Den Schlusspunkt setzen die bei den mit Bachs Sonate Es-Dur, BWV
1031, allen Freunden der Querflöte ein Begriff. Erfreulich
zu hören, wie gut dieses Werk auch auf der Oboe klingt. Nur
im Siciliano wirkt Marie Lesch deutlich angespannt.
Alle weiteren Stücke sind Solokompositionen. Die Oboistin
tummelt sich dabei in Originalmusik, die Harfenistin bevorzugt
Transkriptionen. Bei Antol Doratis Cinq pieces pour le hautbois
kann Marie Lesch fast alle Arten von Tonbildung zeigen. Nervös,
neckisch oder bockig erklingt ebenso oft wie elegisch oder weitschweifig.

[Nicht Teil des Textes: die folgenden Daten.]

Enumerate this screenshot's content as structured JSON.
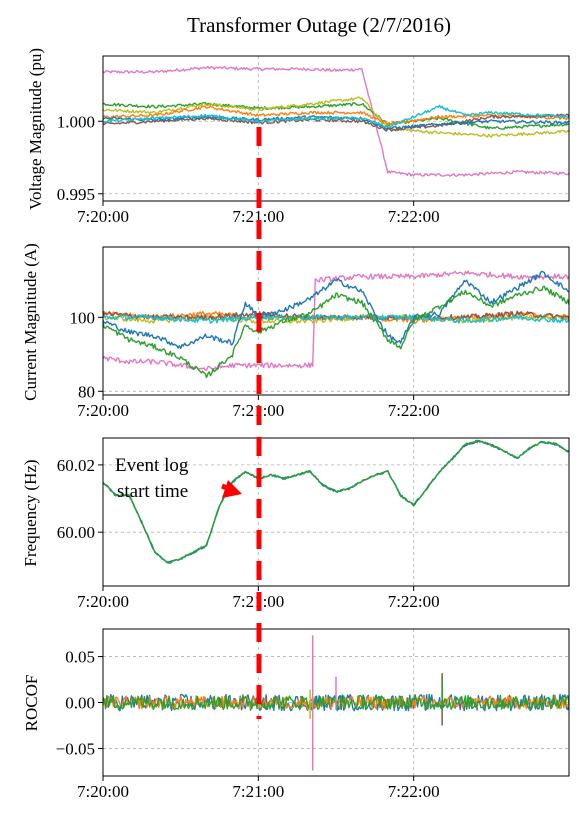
{
  "title": "Transformer Outage (2/7/2016)",
  "x_ticks": [
    "7:20:00",
    "7:21:00",
    "7:22:00"
  ],
  "x_tick_values": [
    0,
    60,
    120
  ],
  "x_range": [
    0,
    180
  ],
  "event_time": 60,
  "annotation": {
    "line1": "Event log",
    "line2": "start time"
  },
  "colors": [
    "#1f77b4",
    "#ff7f0e",
    "#2ca02c",
    "#d62728",
    "#9467bd",
    "#8c564b",
    "#e377c2",
    "#7f7f7f",
    "#bcbd22",
    "#17becf"
  ],
  "event_line_color": "#ff0000",
  "chart_data": [
    {
      "type": "line",
      "ylabel": "Voltage Magnitude (pu)",
      "ylim": [
        0.9945,
        1.0045
      ],
      "y_ticks": [
        0.995,
        1.0
      ],
      "y_tick_labels": [
        "0.995",
        "1.000"
      ],
      "grid": true,
      "series": [
        {
          "color": "#e377c2",
          "x": [
            0,
            20,
            40,
            60,
            80,
            90,
            100,
            110,
            120,
            140,
            160,
            180
          ],
          "y": [
            1.0034,
            1.0034,
            1.0037,
            1.0036,
            1.0036,
            1.0035,
            1.0036,
            0.9965,
            0.9963,
            0.9963,
            0.9965,
            0.9964
          ]
        },
        {
          "color": "#2ca02c",
          "x": [
            0,
            20,
            40,
            60,
            80,
            100,
            110,
            130,
            150,
            180
          ],
          "y": [
            1.0012,
            1.001,
            1.0012,
            1.0009,
            1.001,
            1.0012,
            0.9998,
            1.0002,
            0.9995,
            0.9998
          ]
        },
        {
          "color": "#bcbd22",
          "x": [
            0,
            20,
            40,
            60,
            80,
            100,
            110,
            130,
            150,
            180
          ],
          "y": [
            1.0008,
            1.0006,
            1.0012,
            1.0008,
            1.0012,
            1.0016,
            0.9995,
            0.9992,
            0.999,
            0.9993
          ]
        },
        {
          "color": "#ff7f0e",
          "x": [
            0,
            20,
            40,
            60,
            80,
            100,
            110,
            130,
            150,
            180
          ],
          "y": [
            1.0003,
            1.0004,
            1.001,
            1.0004,
            1.0006,
            1.0006,
            0.9998,
            1.0003,
            1.0004,
            1.0002
          ]
        },
        {
          "color": "#8c564b",
          "x": [
            0,
            20,
            40,
            60,
            80,
            100,
            110,
            130,
            150,
            180
          ],
          "y": [
            0.9998,
            1.0,
            1.0002,
            0.9999,
            1.0001,
            1.0,
            0.9994,
            0.9997,
            1.0003,
            1.0004
          ]
        },
        {
          "color": "#1f77b4",
          "x": [
            0,
            20,
            40,
            60,
            80,
            100,
            110,
            130,
            150,
            180
          ],
          "y": [
            1.0002,
            1.0001,
            1.0003,
            1.0001,
            1.0003,
            1.0002,
            0.9995,
            0.9998,
            1.0,
            0.9999
          ]
        },
        {
          "color": "#17becf",
          "x": [
            0,
            20,
            40,
            60,
            80,
            100,
            110,
            130,
            140,
            150,
            180
          ],
          "y": [
            1.0,
            1.0002,
            1.0004,
            1.0,
            1.0002,
            1.0002,
            0.9996,
            1.001,
            1.0004,
            1.0006,
            1.0003
          ]
        }
      ]
    },
    {
      "type": "line",
      "ylabel": "Current Magnitude (A)",
      "ylim": [
        79,
        119
      ],
      "y_ticks": [
        80,
        100
      ],
      "y_tick_labels": [
        "80",
        "100"
      ],
      "grid": true,
      "series": [
        {
          "color": "#e377c2",
          "x": [
            0,
            10,
            20,
            30,
            40,
            50,
            60,
            70,
            81,
            82,
            100,
            120,
            140,
            160,
            180
          ],
          "y": [
            89,
            88,
            88,
            87,
            86,
            87,
            87,
            87,
            87,
            110,
            111,
            111,
            112,
            111,
            111
          ]
        },
        {
          "color": "#ff7f0e",
          "x": [
            0,
            20,
            40,
            60,
            80,
            100,
            120,
            140,
            160,
            180
          ],
          "y": [
            101,
            100,
            101,
            100,
            100,
            100,
            99,
            100,
            101,
            100
          ]
        },
        {
          "color": "#bcbd22",
          "x": [
            0,
            20,
            40,
            60,
            80,
            100,
            120,
            140,
            160,
            180
          ],
          "y": [
            100,
            99,
            100,
            99,
            99,
            100,
            100,
            99,
            100,
            100
          ]
        },
        {
          "color": "#8c564b",
          "x": [
            0,
            20,
            40,
            60,
            80,
            100,
            120,
            140,
            160,
            180
          ],
          "y": [
            101,
            100,
            100,
            101,
            100,
            100,
            100,
            100,
            101,
            100
          ]
        },
        {
          "color": "#17becf",
          "x": [
            0,
            20,
            40,
            60,
            80,
            100,
            120,
            140,
            160,
            180
          ],
          "y": [
            100,
            100,
            99,
            100,
            100,
            100,
            100,
            99,
            100,
            99
          ]
        },
        {
          "color": "#1f77b4",
          "x": [
            0,
            10,
            20,
            30,
            40,
            50,
            55,
            60,
            70,
            80,
            90,
            100,
            110,
            115,
            120,
            130,
            140,
            150,
            160,
            170,
            180
          ],
          "y": [
            99,
            96,
            95,
            92,
            95,
            93,
            104,
            100,
            102,
            105,
            110,
            107,
            95,
            93,
            100,
            101,
            110,
            104,
            108,
            112,
            107
          ]
        },
        {
          "color": "#2ca02c",
          "x": [
            0,
            10,
            20,
            30,
            40,
            50,
            55,
            60,
            70,
            80,
            90,
            100,
            110,
            115,
            120,
            130,
            140,
            150,
            160,
            170,
            180
          ],
          "y": [
            98,
            94,
            92,
            89,
            84,
            90,
            98,
            96,
            99,
            101,
            106,
            104,
            94,
            92,
            99,
            103,
            107,
            103,
            106,
            108,
            104
          ]
        }
      ]
    },
    {
      "type": "line",
      "ylabel": "Frequency (Hz)",
      "ylim": [
        59.984,
        60.028
      ],
      "y_ticks": [
        60.0,
        60.02
      ],
      "y_tick_labels": [
        "60.00",
        "60.02"
      ],
      "grid": true,
      "series": [
        {
          "color": "#1f77b4",
          "x": [
            0,
            5,
            10,
            15,
            20,
            25,
            30,
            35,
            40,
            45,
            50,
            55,
            60,
            65,
            70,
            75,
            80,
            85,
            90,
            95,
            100,
            105,
            110,
            115,
            120,
            125,
            130,
            135,
            140,
            145,
            150,
            155,
            160,
            165,
            170,
            175,
            180
          ],
          "y": [
            60.015,
            60.011,
            60.011,
            60.003,
            59.994,
            59.991,
            59.992,
            59.994,
            59.996,
            60.008,
            60.015,
            60.018,
            60.016,
            60.017,
            60.016,
            60.017,
            60.018,
            60.014,
            60.012,
            60.013,
            60.015,
            60.017,
            60.018,
            60.011,
            60.008,
            60.013,
            60.018,
            60.022,
            60.026,
            60.027,
            60.026,
            60.024,
            60.022,
            60.025,
            60.027,
            60.026,
            60.024
          ]
        },
        {
          "color": "#2ca02c",
          "x": [
            0,
            5,
            10,
            15,
            20,
            25,
            30,
            35,
            40,
            45,
            50,
            55,
            60,
            65,
            70,
            75,
            80,
            85,
            90,
            95,
            100,
            105,
            110,
            115,
            120,
            125,
            130,
            135,
            140,
            145,
            150,
            155,
            160,
            165,
            170,
            175,
            180
          ],
          "y": [
            60.0148,
            60.0108,
            60.0112,
            60.0028,
            59.9942,
            59.9908,
            59.9922,
            59.9942,
            59.9962,
            60.0078,
            60.0148,
            60.0182,
            60.0158,
            60.0172,
            60.0158,
            60.0172,
            60.0182,
            60.0138,
            60.0122,
            60.0128,
            60.0152,
            60.0168,
            60.0182,
            60.0108,
            60.0082,
            60.0128,
            60.0182,
            60.0218,
            60.0262,
            60.0272,
            60.0258,
            60.0242,
            60.0218,
            60.0252,
            60.0268,
            60.0262,
            60.0238
          ]
        }
      ]
    },
    {
      "type": "line",
      "ylabel": "ROCOF",
      "ylim": [
        -0.08,
        0.08
      ],
      "y_ticks": [
        -0.05,
        0.0,
        0.05
      ],
      "y_tick_labels": [
        "−0.05",
        "0.00",
        "0.05"
      ],
      "grid": true,
      "series": [
        {
          "color": "#1f77b4",
          "amp": 0.009
        },
        {
          "color": "#ff7f0e",
          "amp": 0.007
        },
        {
          "color": "#2ca02c",
          "amp": 0.008
        }
      ],
      "spikes": [
        {
          "color": "#e377c2",
          "x": 81,
          "y_min": -0.074,
          "y_max": 0.073
        },
        {
          "color": "#e377c2",
          "x": 90,
          "y_min": -0.008,
          "y_max": 0.028
        },
        {
          "color": "#bcbd22",
          "x": 80,
          "y_min": -0.018,
          "y_max": 0.014
        },
        {
          "color": "#8c564b",
          "x": 131,
          "y_min": -0.025,
          "y_max": 0.032
        },
        {
          "color": "#2ca02c",
          "x": 131,
          "y_min": -0.012,
          "y_max": 0.028
        }
      ]
    }
  ]
}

Haltetöne geben ihr Gelegenheit zu edlen Klängen. Rein
im Ton und beweglich artikuliert klingen bei ihr Benjamin Brittens
Metamorphosen nach Ovid. Entmaterialisiert wirkt französische
Cembalomusik von Francois Couperin und Louis Claude Daquin auf
den- Harfensaiten mit Lena-Marie Buchberger. Viele Zuhörer
im Publikum erkennen die Stücke jedoch gleich an ihren Beinamen "Die
Schwalbe" und "Der Kuckuck". Eine vollgültige
Widergabe zweier Klaviersonaten von Domenico Scarlatti wird zum
Glanzpunkt des Programms. Zwar ein wenig harfenistisch "verzaubert",
wirken sie dennoch authentisch, ein echter Hörgenuss!